INDIANAPOLIS — The Indiana General Assembly is on a path to develop policies, due by Tuesday, aimed at preventing sexual harassment and governing the conduct of legislators.
Beginning in the next session, legislators are to undergo an hour of instruction in preventing sexual harassment. That's in addition to the hour they currently have for ethics instruction.
The two sessions might be combined to "emphasize the moral and ethical connections between sexual harassment prevention and other ethical matters," according to a report from the Legislative Council Personnel Subcommittee.
The council is chaired by House Speaker Brian Bosma, R-Indianapolis, and includes three House members and four state senators. The council is to develop a sexual harassment prevention policy by Nov. 20, after which it could be reviewed and approved by both chambers.
Tuesday is Organization Day when both chambers meet before the 2019 session begins Jan. 3.
As set out by a House bill signed into law by Gov. Eric Holcomb, the policies pertain to elected legislators and not staffers — although people among the two groups could become embroiled in a complaint.
"The staff of the House and the Senate, they have their own handbook with their own procedures and their own policy and they have for several years," State Rep. Holli Sullivan, R-Evansville, said. Sullivan served on the subcommittee.
"This one has to do with legislators because there really wasn't anything that addressed that," said State Sen. Karen Tallian, D-Portage, who also serves on the Personnel Subcommittee. "What we put together was kind of a procedure if it happens, and this who you report to, and this is what we do and this is who's going to investigate it. It's a series of steps."

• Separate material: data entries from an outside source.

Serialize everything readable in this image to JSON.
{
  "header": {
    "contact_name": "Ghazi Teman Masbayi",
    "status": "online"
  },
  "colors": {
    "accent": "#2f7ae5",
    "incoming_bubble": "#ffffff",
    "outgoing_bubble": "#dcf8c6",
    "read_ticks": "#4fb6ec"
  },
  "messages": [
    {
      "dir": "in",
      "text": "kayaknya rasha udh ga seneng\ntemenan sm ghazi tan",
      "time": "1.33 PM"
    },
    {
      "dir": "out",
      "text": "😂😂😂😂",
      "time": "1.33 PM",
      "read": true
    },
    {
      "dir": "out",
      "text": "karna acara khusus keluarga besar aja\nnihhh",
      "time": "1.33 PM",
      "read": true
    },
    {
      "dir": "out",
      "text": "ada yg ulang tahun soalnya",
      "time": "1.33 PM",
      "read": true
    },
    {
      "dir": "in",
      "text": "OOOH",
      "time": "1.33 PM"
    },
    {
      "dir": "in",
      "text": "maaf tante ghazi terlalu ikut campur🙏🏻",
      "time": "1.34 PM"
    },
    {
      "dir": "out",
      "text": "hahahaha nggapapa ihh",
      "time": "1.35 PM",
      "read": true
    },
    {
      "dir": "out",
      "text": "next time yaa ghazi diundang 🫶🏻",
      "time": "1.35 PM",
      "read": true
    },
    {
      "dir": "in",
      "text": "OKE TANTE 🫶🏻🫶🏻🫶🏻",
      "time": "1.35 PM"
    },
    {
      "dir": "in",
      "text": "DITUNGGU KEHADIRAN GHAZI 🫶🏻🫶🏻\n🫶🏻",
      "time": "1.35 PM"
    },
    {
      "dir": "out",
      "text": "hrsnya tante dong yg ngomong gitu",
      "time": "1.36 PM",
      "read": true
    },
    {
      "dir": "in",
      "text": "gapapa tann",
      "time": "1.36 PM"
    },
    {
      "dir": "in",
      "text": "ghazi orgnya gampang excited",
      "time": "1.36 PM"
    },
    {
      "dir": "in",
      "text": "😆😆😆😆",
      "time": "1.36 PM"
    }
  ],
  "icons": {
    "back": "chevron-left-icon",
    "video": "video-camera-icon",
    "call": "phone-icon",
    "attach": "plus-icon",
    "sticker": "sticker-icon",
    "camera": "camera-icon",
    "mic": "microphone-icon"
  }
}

Currently, the House and Senate have differing approaches in investigating complaints. Those would be reformed under proposed amendments to those bodies' code of ethics.
Tallian added, "There wasn't really a plan. There wasn't a series of who you report to and who is supposed to do what next. So hopefully that's what we have."

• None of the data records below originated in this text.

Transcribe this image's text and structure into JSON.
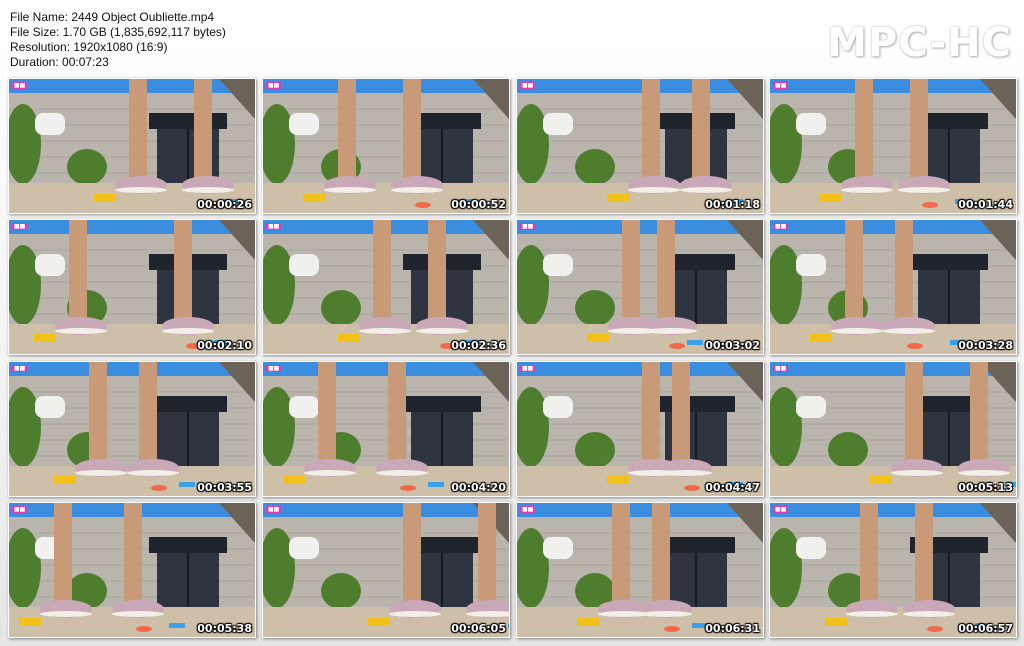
{
  "file_info": {
    "name_line": "File Name: 2449 Object Oubliette.mp4",
    "size_line": "File Size: 1.70 GB (1,835,692,117 bytes)",
    "resolution_line": "Resolution: 1920x1080 (16:9)",
    "duration_line": "Duration: 00:07:23"
  },
  "logo_text": "MPC-HC",
  "thumbnails": [
    {
      "time": "00:00:26"
    },
    {
      "time": "00:00:52"
    },
    {
      "time": "00:01:18"
    },
    {
      "time": "00:01:44"
    },
    {
      "time": "00:02:10"
    },
    {
      "time": "00:02:36"
    },
    {
      "time": "00:03:02"
    },
    {
      "time": "00:03:28"
    },
    {
      "time": "00:03:55"
    },
    {
      "time": "00:04:20"
    },
    {
      "time": "00:04:47"
    },
    {
      "time": "00:05:13"
    },
    {
      "time": "00:05:38"
    },
    {
      "time": "00:06:05"
    },
    {
      "time": "00:06:31"
    },
    {
      "time": "00:06:57"
    }
  ],
  "colors": {
    "sky": "#3b8de0",
    "wall": "#b9b5ad",
    "ground": "#cdbfa8",
    "grill": "#2e3440",
    "skin": "#c99a78",
    "shoe": "#c9a8b8",
    "plant": "#4f7d2e",
    "pot": "#f0f0ee"
  }
}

Among subcommittee recommendations:
• The House and Senate should adopt amendments to their codes of ethics that addresses sexual harassment and retaliation, using guidelines by the U.S. Equal Employment and Opportunity Commission (EEOC).
• Officials assigned to investigation complaints of sexual harassment should undergo additional training to guide them.
Research involved an examination of policies in 37 states and the EEOC, among others. If the Legislative Council adopts the recommendations, the policy would face review by House and Senate members.
"I feel there was a very strong bipartisan approach to putting together the recommendations," Sullivan said. "I feel like we did what we were directed to do to put together a sexual harassment policy."
Tallian added that the policy could be applied to a legislator who sexually harasses a staffer.
The need for a policy was discussed before Indiana Attorney General Curtis Hill was investigated by a special prosecutor for alleged misconduct at an Indianapolis bar following the last day of the 2018 legislative session in March.
In October, the special prosecutor said no criminal charges would be sought against Hill. However, the three-month investigation found Hill may have inappropriately touched seven women, including a state representative, three legislative staffers and three lobbyists.
Four of the women have said they plan to file a civil lawsuit against Hill and the state of Indiana.
The legislative policy would not address situations such as the one involving Hill.
"That is an independently elected official from the executive branch and would probably not be covered by this" Tallian said. "Although it might tell somebody what it is that they should do and who it is they should go to, or make a complaint to."
The subcommittee met in executive session on Nov. 7 and “adopted a proposed report” on a sexual harassment prevention policy, said Erin Reece, Director of Communications and Technology for Indiana House Republicans. The report needs approval by the Legislative Council.